Travelers could be infected if they come into contact with blood or body fluids from someone who is sick or has died from Ebola. People also can become sick with Ebola if they come into contact with infected wildlife or raw or undercooked meat (bushmeat) from an infected animal. Health care workers and the family and friends in close contact with Ebola patients are at risk of getting sick because they may come in contact with infected blood or body fluids.
Can I get Ebola from a person who is infected but doesn't have any symptoms?
No. Individuals who are not symptomatic are not contagious. In order for the virus to be transmitted, an individual would have to have direct contact with an individual who is experiencing symptoms.
Are there any cases of people contracting Ebola in the U.S.?
CDC confirmed on September 30, 2014, the first travel-associated case of Ebola to be diagnosed in the United States(http://www.cdc.gov/vhf/ebola/outbreaks/2014-west-africa/united-states-imported-case.html). The person traveled from West Africa to Dallas, Texas, and later sought medical care at Texas Health Presbyterian Hospital of Dallas after developing symptoms consistent with Ebola. The medical facility has isolated the patient. Based on the person’s travel history and symptoms, CDC recommended testing for Ebola.
CDC recognizes that even a single case of Ebola diagnosed in the United States raises concerns. Knowing the possibility exists, medical and public health professionals across the country have been preparing to respond. CDC and public health officials in Texas are taking precautions to identify people who have had close personal contact with the ill person and health care professionals have been reminded to use meticulous infection control at all times.

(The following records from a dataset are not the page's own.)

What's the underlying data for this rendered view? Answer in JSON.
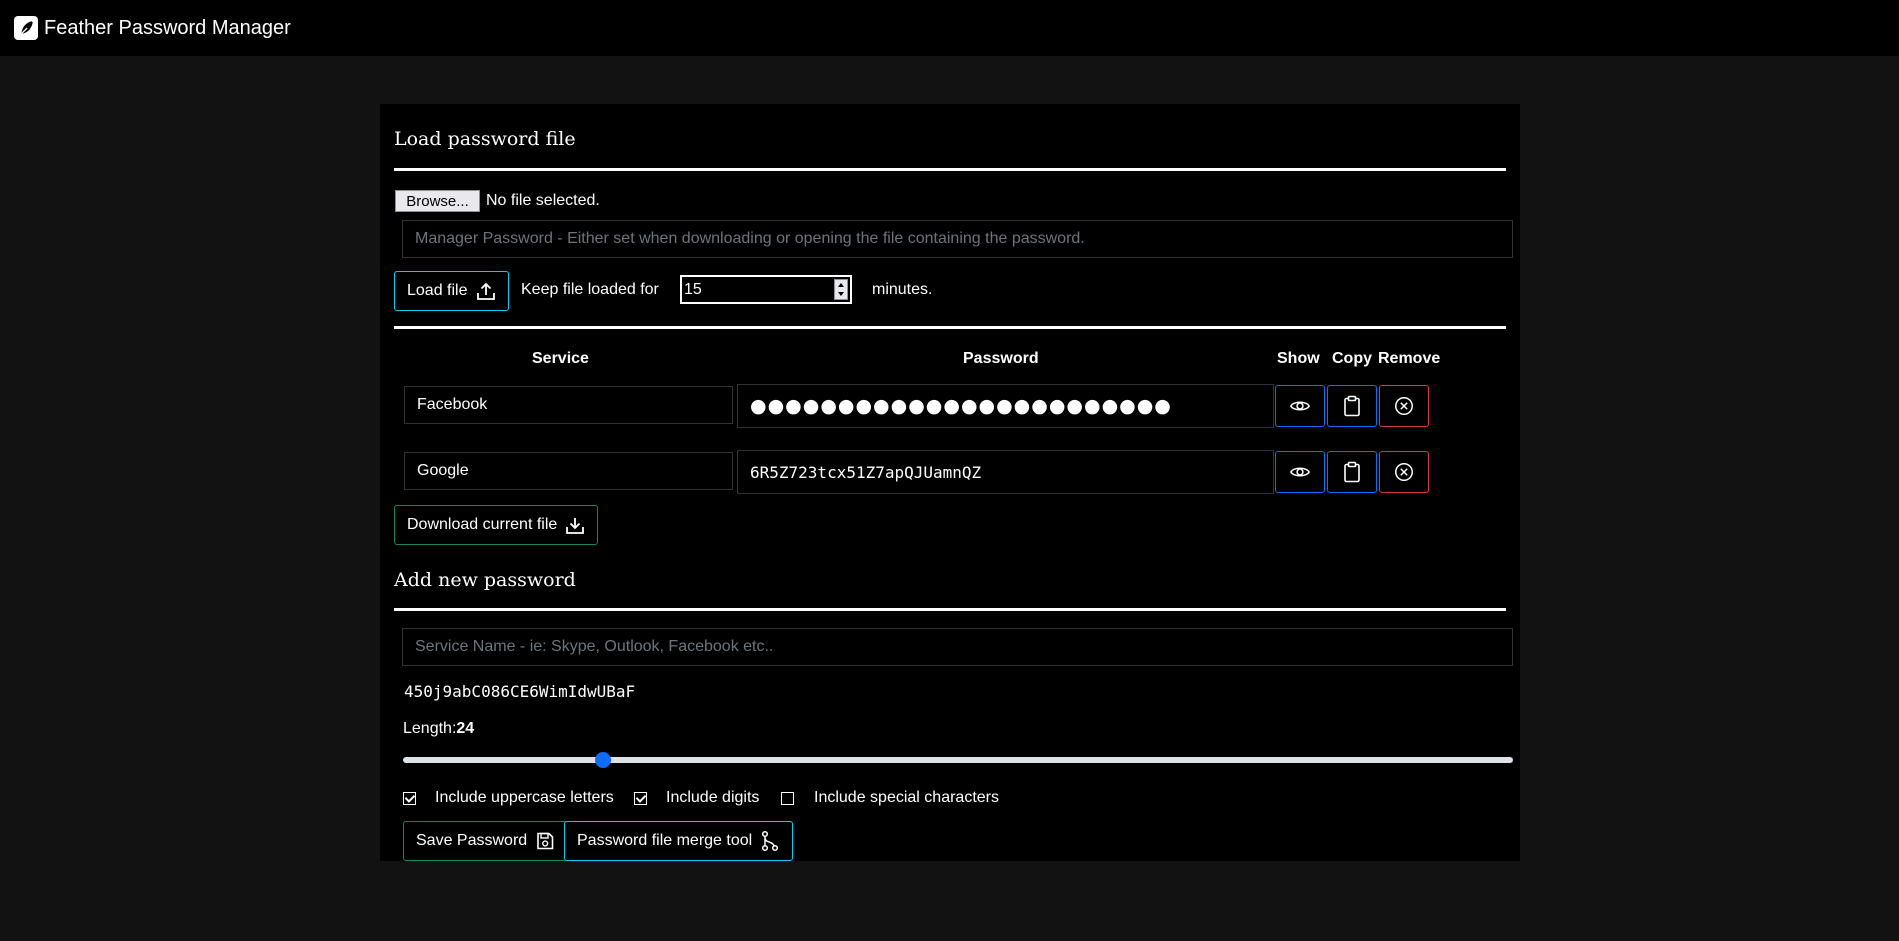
{
  "app": {
    "title": "Feather Password Manager"
  },
  "load_section": {
    "title": "Load password file",
    "browse_label": "Browse...",
    "file_status": "No file selected.",
    "manager_password_placeholder": "Manager Password - Either set when downloading or opening the file containing the password.",
    "load_button": "Load file",
    "keep_label": "Keep file loaded for",
    "keep_value": "15",
    "keep_unit": "minutes."
  },
  "table": {
    "headers": {
      "service": "Service",
      "password": "Password",
      "show": "Show",
      "copy": "Copy",
      "remove": "Remove"
    },
    "rows": [
      {
        "service": "Facebook",
        "password": "●●●●●●●●●●●●●●●●●●●●●●●●"
      },
      {
        "service": "Google",
        "password": "6R5Z723tcx51Z7apQJUamnQZ"
      }
    ]
  },
  "download_button": "Download current file",
  "add_section": {
    "title": "Add new password",
    "service_placeholder": "Service Name - ie: Skype, Outlook, Facebook etc..",
    "generated_password": "450j9abC086CE6WimIdwUBaF",
    "length_label": "Length:",
    "length_value": "24",
    "length_fraction": 0.18,
    "options": [
      {
        "label": "Include uppercase letters",
        "checked": true
      },
      {
        "label": "Include digits",
        "checked": true
      },
      {
        "label": "Include special characters",
        "checked": false
      }
    ],
    "save_button": "Save Password",
    "merge_button": "Password file merge tool"
  },
  "icons": {
    "logo": "feather-pen-icon",
    "upload": "upload-icon",
    "download": "download-icon",
    "show": "eye-icon",
    "copy": "clipboard-icon",
    "remove": "x-circle-icon",
    "save": "floppy-disk-icon",
    "merge": "git-branch-icon"
  },
  "colors": {
    "info": "#0dcaf0",
    "success": "#198754",
    "primary": "#0d6efd",
    "danger": "#dc3545"
  }
}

Is there a danger of Ebola spreading in the U.S.?
Ebola is not spread through casual contact; therefore, the risk of an outbreak in the U.S. is very low. We know how to stop Ebola’s further spread: thorough case finding, isolation of ill people, contacting people exposed to the ill person, and further isolation of contacts if they develop symptoms. The U.S. public health and medical systems have had prior experience with sporadic cases of diseases such as Ebola. In the past decade, the United States had 5 imported cases of Viral Hemorrhagic Fever (VHF) diseases similar to Ebola (1 Marburg, 4 Lassa). None resulted in any transmission in the United States.

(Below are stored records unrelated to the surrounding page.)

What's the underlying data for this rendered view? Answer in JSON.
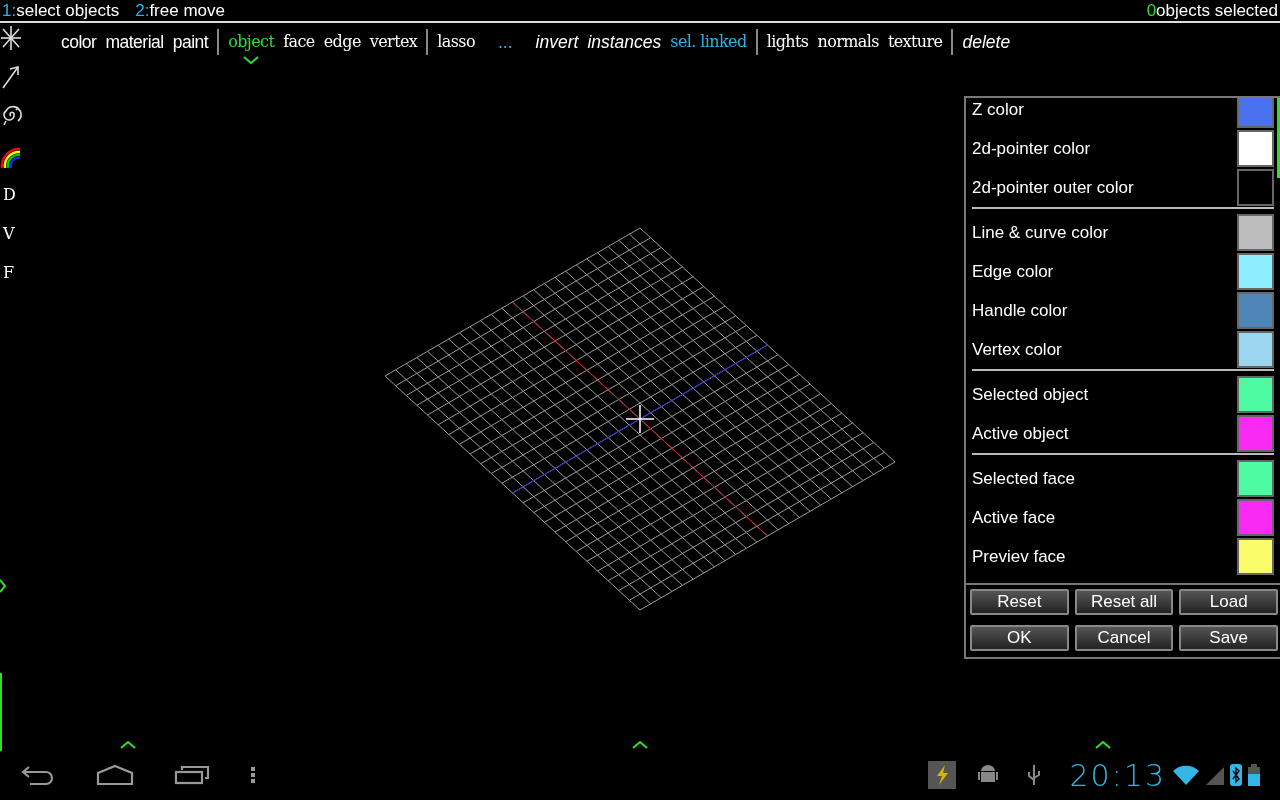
{
  "top_bar": {
    "hints": [
      {
        "key": "1:",
        "label": "select objects"
      },
      {
        "key": "2:",
        "label": "free move"
      }
    ],
    "status": {
      "count": "0",
      "label": "objects selected"
    }
  },
  "toolbar": {
    "groups": [
      {
        "items": [
          {
            "label": "color",
            "kind": "sans"
          },
          {
            "label": "material",
            "kind": "sans"
          },
          {
            "label": "paint",
            "kind": "sans"
          }
        ]
      },
      {
        "items": [
          {
            "label": "object",
            "kind": "mode",
            "selected": true
          },
          {
            "label": "face",
            "kind": "mode",
            "selected": false
          },
          {
            "label": "edge",
            "kind": "mode",
            "selected": false
          },
          {
            "label": "vertex",
            "kind": "mode",
            "selected": false
          }
        ]
      },
      {
        "items": [
          {
            "label": "lasso",
            "kind": "serif"
          },
          {
            "label": "...",
            "kind": "more"
          },
          {
            "label": "invert",
            "kind": "italic"
          },
          {
            "label": "instances",
            "kind": "italic"
          },
          {
            "label": "sel. linked",
            "kind": "link"
          }
        ]
      },
      {
        "items": [
          {
            "label": "lights",
            "kind": "serif"
          },
          {
            "label": "normals",
            "kind": "serif"
          },
          {
            "label": "texture",
            "kind": "serif"
          }
        ]
      },
      {
        "items": [
          {
            "label": "delete",
            "kind": "italic"
          }
        ]
      }
    ]
  },
  "side_tools": [
    {
      "kind": "asterisk"
    },
    {
      "kind": "arrow"
    },
    {
      "kind": "spiral"
    },
    {
      "kind": "rainbow"
    },
    {
      "kind": "letter",
      "label": "D"
    },
    {
      "kind": "letter",
      "label": "V"
    },
    {
      "kind": "letter",
      "label": "F"
    }
  ],
  "color_panel": {
    "sections": [
      [
        {
          "label": "Z color",
          "color": "#4a72f0"
        },
        {
          "label": "2d-pointer color",
          "color": "#ffffff"
        },
        {
          "label": "2d-pointer outer color",
          "color": "#000000"
        }
      ],
      [
        {
          "label": "Line & curve color",
          "color": "#bdbdbd"
        },
        {
          "label": "Edge color",
          "color": "#8ceeff"
        },
        {
          "label": "Handle color",
          "color": "#4f86b8"
        },
        {
          "label": "Vertex color",
          "color": "#9ad6f0"
        }
      ],
      [
        {
          "label": "Selected object",
          "color": "#4dfba3"
        },
        {
          "label": "Active object",
          "color": "#fa2af5"
        }
      ],
      [
        {
          "label": "Selected face",
          "color": "#4dfba3"
        },
        {
          "label": "Active face",
          "color": "#fa2af5"
        },
        {
          "label": "Previev face",
          "color": "#fbfc6a"
        }
      ]
    ],
    "buttons": [
      [
        "Reset",
        "Reset all",
        "Load"
      ],
      [
        "OK",
        "Cancel",
        "Save"
      ]
    ]
  },
  "system_bar": {
    "time": "20:13"
  }
}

Are people who were on the plane with this patient at risk?
A person must have symptoms to spread Ebola to others. The ill person did not exhibit symptoms of Ebola during the flights from West Africa and CDC does not recommend that people on the same commercial airline flights undergo monitoring. The person reported developing symptoms five days after the return flight. CDC and public health officials in Texas are taking precautions to identify people who have had close personal contact with the ill person and health care professionals have been reminded to use meticulous infection control at all times.
What will happen if there are cases in our area?
LSU Health Sciences Center New Orleans faculty have expertise in infectious diseases including Ebola. They are knowledgeable about infection control, precautions and prevention. Surveillance systems and protocols are in place to quickly recognize, isolate and treat, while preventing others from being exposed.